BYD's Yangwang U9 Xtreme is going back for 500 km/h, and it isn't bluffing
1.5 seconds is all that stands between BYD and a clean 500
BYD is not done chasing 500 km/h. At the Goodwood Festival of Speed, vice president Stella Li confirmed the Yangwang U9 Xtreme will return to the Automotive Testing Papenburg facility in Germany this November, aiming to break the 500 km/h barrier after last year's 496.22 km/h run made it the fastest production car in the world.
The 1.5 seconds nobody used
Li revealed the real reason for round two in a filmed conversation with Yangwang brand manager Li Yunfei: telemetry from September's run showed test driver Marc Basseng still had roughly 1.5 seconds of usable full throttle acceleration left before safety protocols made him brake for the track's banking. That is a specific, checkable detail, not a vague promise, and it is why BYD sounds so confident about November.
Beating Bugatti was just the opener
The 496.22 km/h run already knocked the Bugatti Chiron Super Sport 300+ off its production car throne, which had stood at 490.5 km/h since 2019. Closing in on 500 km/h this time is not about opening a new gap, it is about turning an already record run into a clean, symbolic number.

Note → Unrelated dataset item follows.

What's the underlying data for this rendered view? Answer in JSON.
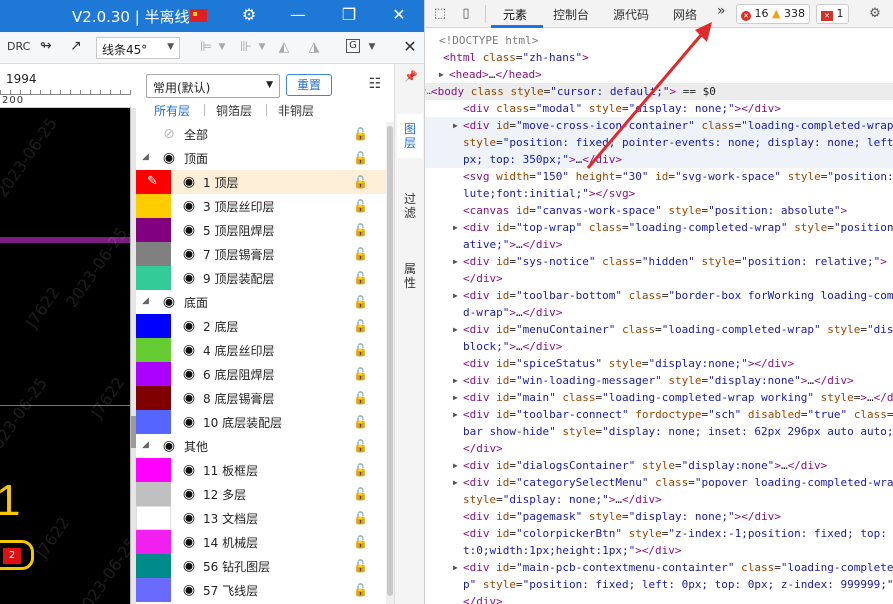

What's actually doing the work
The Xtreme runs BYD's e4 quad motor platform, good for 2,977 hp and roughly 1,200 hp per tonne against a 2,480 kg kerb weight. Power comes from a Blade Battery pack with dual layer cooling built to survive 30C discharge rates, backed by DiSus X active suspension making up to 100 damping adjustments a second and an Xtreme specific aero kit, including a carbon splitter, enlarged diffuser and swan neck rear wing, all built to hold the car stable well past 300 mph.
Still not a done deal, and part of a bigger picture
BYD has committed to the attempt, the venue and the month, but not an exact date, and has been careful to call November a chance at 500 km/h rather than a guarantee. Wind, tyres and the same banking limits that ended last year's run at 496.22 km/h could easily get in the way again. Either way, the record sits inside a wider push: BYD's Denza sub-brand is already chasing Porsche on power and price, and Chinese premium brand Zeekr has just confirmed its first Paris Motor Show stand as it pushes deeper into Europe. A verified 500 km/h run would do more for BYD's credibility in one afternoon than years of dealership visits.
AutoNext Take
The 1.5-second detail is what makes this announcement worth taking seriously. Most record teams talk in generalities, BYD is talking in decimals, and specifics like that usually mean there is real data behind the confidence, not just marketing.
Whatever November brings, the U9 Xtreme has already done the harder part: proving a heavy, battery electric hypercar can hold together at speeds once assumed to need a fuel tank and a W16. We will be watching Papenburg closely.